Es gab wohl bei München 60 in den 70er Jahren einmal kurzzeitig eine Präsidentin. Die hatte auch den Aufstieg von der Regionalliga in die zweite Bundesliga geschafft. Zur Zeit bin ich im deutschen Profifußball die einzige Präsidentin. Es hat mich unheimlich gereizt, das Produkt

Fußball zu sanieren. Von Zwickau hatte ich vor der Wende schon einiges gehört. Die waren ja mal im Europapokal ganz weit gekommen.

? Haben Sie das 0:1 gegen Düsseldorf am letzten Freitag miterlebt?

Natürlich.

? Frau Präsidentin, was ist die momentane Hauptschwäche der Zwickauer Fußballer?

Da müssen Sie den Trainer fragen.

? Sie sehen doch aber auch zu?

Na gut, dann stelle ich einfach fest, daß sie keine Tore schießen und folglich nicht gewinnen.

? Schädlich, Werner, Körbel und jetzt Pilz. Mit den Trainern wurde viel versucht, liegt es vielleicht doch nur an der Mannschaft, daß sie jetzt so schlecht steht?

Eine Mannschaft ist ein Team. Das muß funktionieren. Charly Körbel hatte wenig Glück. Wichtig ist jetzt, daß Ruhe und Professionalität einziehen.

? Finanziell, so war zu hören, steht das Sachsenring-Werk auch für den Fall des Abstiegs hinter dem FSV. Ist dem so?

Ja, wir erhalten jeweils eine Million Mark in den kommenden drei Jahren.
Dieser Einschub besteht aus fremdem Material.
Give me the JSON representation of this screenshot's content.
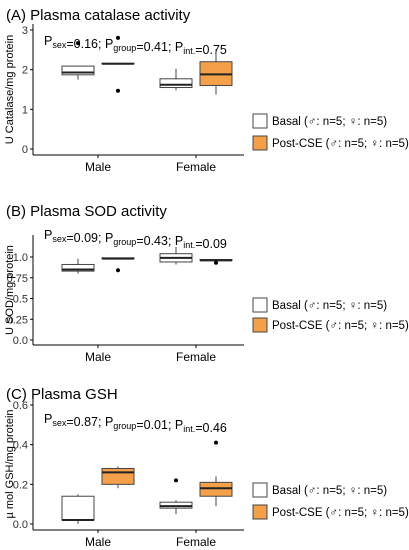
{
  "chart_data": [
    {
      "type": "boxplot",
      "title": "(A) Plasma catalase activity",
      "ylabel": "U Catalase/mg protein",
      "ylim": [
        0,
        3
      ],
      "yticks": [
        0,
        1,
        2,
        3
      ],
      "categories": [
        "Male",
        "Female"
      ],
      "stats": {
        "p_sex": "0.16",
        "p_group": "0.41",
        "p_int": "0.75"
      },
      "series": [
        {
          "name": "Basal",
          "color": "#ffffff",
          "boxes": [
            {
              "category": "Male",
              "whisker_low": 1.75,
              "q1": 1.87,
              "median": 1.93,
              "q3": 2.09,
              "whisker_high": 2.1,
              "outliers": [
                2.67
              ]
            },
            {
              "category": "Female",
              "whisker_low": 1.48,
              "q1": 1.55,
              "median": 1.62,
              "q3": 1.77,
              "whisker_high": 2.02,
              "outliers": []
            }
          ]
        },
        {
          "name": "Post-CSE",
          "color": "#f4a04a",
          "boxes": [
            {
              "category": "Male",
              "whisker_low": 2.15,
              "q1": 2.15,
              "median": 2.15,
              "q3": 2.16,
              "whisker_high": 2.16,
              "outliers": [
                2.8,
                1.47
              ]
            },
            {
              "category": "Female",
              "whisker_low": 1.37,
              "q1": 1.6,
              "median": 1.88,
              "q3": 2.2,
              "whisker_high": 2.52,
              "outliers": []
            }
          ]
        }
      ]
    },
    {
      "type": "boxplot",
      "title": "(B) Plasma SOD activity",
      "ylabel": "U SOD/mg protein",
      "ylim": [
        0,
        1.25
      ],
      "yticks": [
        0.0,
        0.25,
        0.5,
        0.75,
        1.0
      ],
      "categories": [
        "Male",
        "Female"
      ],
      "stats": {
        "p_sex": "0.09",
        "p_group": "0.43",
        "p_int": "0.09"
      },
      "series": [
        {
          "name": "Basal",
          "color": "#ffffff",
          "boxes": [
            {
              "category": "Male",
              "whisker_low": 0.8,
              "q1": 0.83,
              "median": 0.85,
              "q3": 0.91,
              "whisker_high": 0.98,
              "outliers": []
            },
            {
              "category": "Female",
              "whisker_low": 0.91,
              "q1": 0.94,
              "median": 0.99,
              "q3": 1.04,
              "whisker_high": 1.12,
              "outliers": []
            }
          ]
        },
        {
          "name": "Post-CSE",
          "color": "#f4a04a",
          "boxes": [
            {
              "category": "Male",
              "whisker_low": 0.98,
              "q1": 0.98,
              "median": 0.98,
              "q3": 0.99,
              "whisker_high": 0.99,
              "outliers": [
                0.84
              ]
            },
            {
              "category": "Female",
              "whisker_low": 0.96,
              "q1": 0.96,
              "median": 0.96,
              "q3": 0.97,
              "whisker_high": 0.97,
              "outliers": [
                0.93
              ]
            }
          ]
        }
      ]
    },
    {
      "type": "boxplot",
      "title": "(C) Plasma GSH",
      "ylabel": "µ mol GSH/mg protein",
      "ylim": [
        0,
        0.62
      ],
      "yticks": [
        0.0,
        0.2,
        0.4,
        0.6
      ],
      "categories": [
        "Male",
        "Female"
      ],
      "stats": {
        "p_sex": "0.87",
        "p_group": "0.01",
        "p_int": "0.46"
      },
      "series": [
        {
          "name": "Basal",
          "color": "#ffffff",
          "boxes": [
            {
              "category": "Male",
              "whisker_low": 0.0,
              "q1": 0.02,
              "median": 0.02,
              "q3": 0.14,
              "whisker_high": 0.15,
              "outliers": []
            },
            {
              "category": "Female",
              "whisker_low": 0.05,
              "q1": 0.08,
              "median": 0.09,
              "q3": 0.11,
              "whisker_high": 0.12,
              "outliers": [
                0.22
              ]
            }
          ]
        },
        {
          "name": "Post-CSE",
          "color": "#f4a04a",
          "boxes": [
            {
              "category": "Male",
              "whisker_low": 0.18,
              "q1": 0.2,
              "median": 0.26,
              "q3": 0.28,
              "whisker_high": 0.29,
              "outliers": []
            },
            {
              "category": "Female",
              "whisker_low": 0.09,
              "q1": 0.14,
              "median": 0.18,
              "q3": 0.21,
              "whisker_high": 0.24,
              "outliers": [
                0.41
              ]
            }
          ]
        }
      ]
    }
  ],
  "legend": {
    "basal_label": "Basal (♂: n=5; ♀: n=5)",
    "post_label": "Post-CSE (♂: n=5; ♀: n=5)"
  },
  "stat_labels": {
    "prefix": "P",
    "sex": "sex",
    "group": "group",
    "int": "int."
  }
}
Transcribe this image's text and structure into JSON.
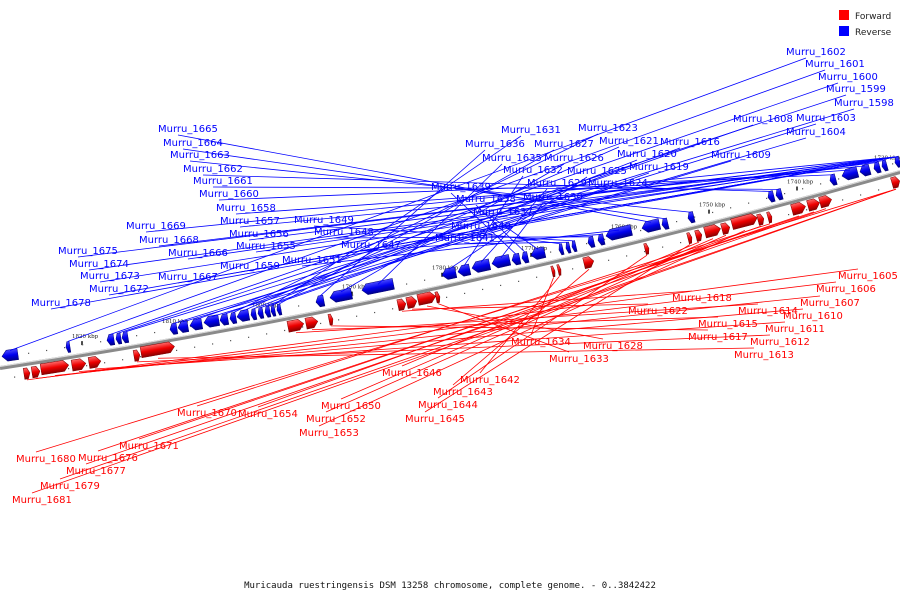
{
  "caption": "Muricauda ruestringensis DSM 13258 chromosome, complete genome. - 0..3842422",
  "legend": [
    {
      "label": "Forward",
      "color": "#ff0000"
    },
    {
      "label": "Reverse",
      "color": "#0000ff"
    }
  ],
  "colors": {
    "forward": "#ff0000",
    "reverse": "#0000ff",
    "backbone": "#8a8a8a"
  },
  "ticks": [
    "1730 kbp",
    "1740 kbp",
    "1750 kbp",
    "1760 kbp",
    "1770 kbp",
    "1780 kbp",
    "1790 kbp",
    "1800 kbp",
    "1810 kbp",
    "1820 kbp"
  ],
  "reverse_genes": [
    "Murru_1602",
    "Murru_1601",
    "Murru_1600",
    "Murru_1599",
    "Murru_1598",
    "Murru_1603",
    "Murru_1604",
    "Murru_1608",
    "Murru_1609",
    "Murru_1616",
    "Murru_1623",
    "Murru_1621",
    "Murru_1620",
    "Murru_1619",
    "Murru_1624",
    "Murru_1631",
    "Murru_1627",
    "Murru_1636",
    "Murru_1626",
    "Murru_1635",
    "Murru_1625",
    "Murru_1632",
    "Murru_1629",
    "Murru_1630",
    "Murru_1639",
    "Murru_1638",
    "Murru_1637",
    "Murru_1640",
    "Murru_1641",
    "Murru_1649",
    "Murru_1648",
    "Murru_1647",
    "Murru_1651",
    "Murru_1665",
    "Murru_1664",
    "Murru_1663",
    "Murru_1662",
    "Murru_1661",
    "Murru_1660",
    "Murru_1658",
    "Murru_1657",
    "Murru_1656",
    "Murru_1655",
    "Murru_1659",
    "Murru_1669",
    "Murru_1668",
    "Murru_1666",
    "Murru_1667",
    "Murru_1675",
    "Murru_1674",
    "Murru_1673",
    "Murru_1672",
    "Murru_1678"
  ],
  "forward_genes": [
    "Murru_1605",
    "Murru_1606",
    "Murru_1607",
    "Murru_1610",
    "Murru_1611",
    "Murru_1612",
    "Murru_1613",
    "Murru_1614",
    "Murru_1615",
    "Murru_1617",
    "Murru_1618",
    "Murru_1622",
    "Murru_1628",
    "Murru_1633",
    "Murru_1634",
    "Murru_1642",
    "Murru_1643",
    "Murru_1644",
    "Murru_1645",
    "Murru_1646",
    "Murru_1650",
    "Murru_1652",
    "Murru_1653",
    "Murru_1654",
    "Murru_1670",
    "Murru_1671",
    "Murru_1676",
    "Murru_1677",
    "Murru_1679",
    "Murru_1680",
    "Murru_1681"
  ]
}
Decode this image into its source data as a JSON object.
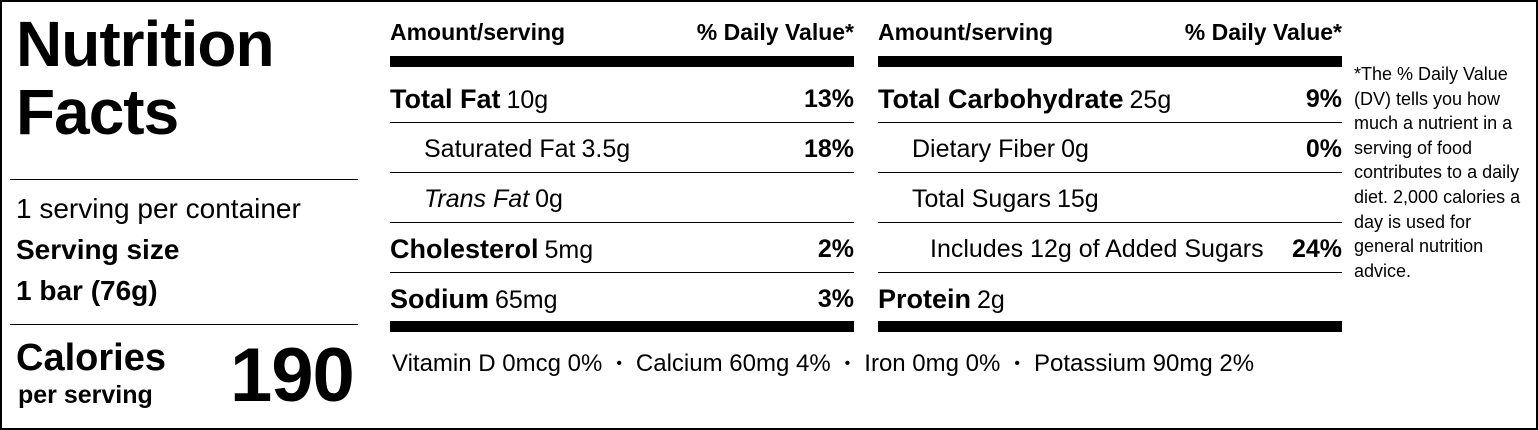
{
  "title_lines": [
    "Nutrition",
    "Facts"
  ],
  "servings": "1 serving per container",
  "serving_size_label": "Serving size",
  "serving_size": "1 bar (76g)",
  "calories_label": "Calories",
  "calories_sublabel": "per serving",
  "calories": 190,
  "columns": [
    {
      "header": {
        "amount": "Amount/serving",
        "dv": "% Daily Value*"
      },
      "rows": [
        {
          "name": "Total Fat",
          "amount": "10g",
          "dv": "13%",
          "bold": true,
          "indent": 0
        },
        {
          "name": "Saturated Fat",
          "amount": "3.5g",
          "dv": "18%",
          "indent": 1
        },
        {
          "name": "Trans Fat",
          "amount": "0g",
          "italic": true,
          "indent": 1
        },
        {
          "name": "Cholesterol",
          "amount": "5mg",
          "dv": "2%",
          "bold": true,
          "indent": 0
        },
        {
          "name": "Sodium",
          "amount": "65mg",
          "dv": "3%",
          "bold": true,
          "indent": 0
        }
      ]
    },
    {
      "header": {
        "amount": "Amount/serving",
        "dv": "% Daily Value*"
      },
      "rows": [
        {
          "name": "Total Carbohydrate",
          "amount": "25g",
          "dv": "9%",
          "bold": true,
          "indent": 0
        },
        {
          "name": "Dietary Fiber",
          "amount": "0g",
          "dv": "0%",
          "indent": 1
        },
        {
          "name": "Total Sugars",
          "amount": "15g",
          "indent": 1
        },
        {
          "name": "Includes 12g of Added Sugars",
          "dv": "24%",
          "indent": 2
        },
        {
          "name": "Protein",
          "amount": "2g",
          "bold": true,
          "indent": 0
        }
      ]
    }
  ],
  "vitamins": [
    "Vitamin D 0mcg 0%",
    "Calcium 60mg 4%",
    "Iron 0mg 0%",
    "Potassium 90mg 2%"
  ],
  "footnote": "*The % Daily Value (DV) tells you how much a nutrient in a serving of food contributes to a daily diet. 2,000 calories a day is used for general nutrition advice."
}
? Fußball war schon zu DDR-Zeiten in Zwickau wie eine Religion. Glauben Sie, daß die Mannschaft, sollte sie absteigen, den so schweren Wiederaufstieg schafft?

Das ist mein Ziel. Ich werde alles dafür tun.

? Wissen Sie, was Sie da sagen?

Durchaus. Viele wollen aufsteigen. Unmögliche Sachen zu schaffen, das ist mein Ding. Wenn einer sagt, geht nicht, dann werde ich aktiv

? Unter welches Schriftstück haben Sie die letzte Unterschrift gesetzt?

Das war das Präsidiumsprotokoll. Es ging um den Umzug der Geschäftsstelle.

? Ich dachte, Sie würden sagen, den Vertrag von Pilz unterschrieben zu haben.

Mündlich sind wir einig. Der Vertrag wird heute oder morgen unterschrieben.

? Gehen Sie nach dem Spiel auch in die Kabine?

Bisher noch nicht. Ich hole mir die Spieler, wenn ich mit ihnen reden muß.

? Frau Präsidentin, noch ist Zwickau nicht verloren. Immerhin gibt es noch zehn Spiele. Dafür wünschen wir Ihnen und der Mannschaft sehr viel Erfolg.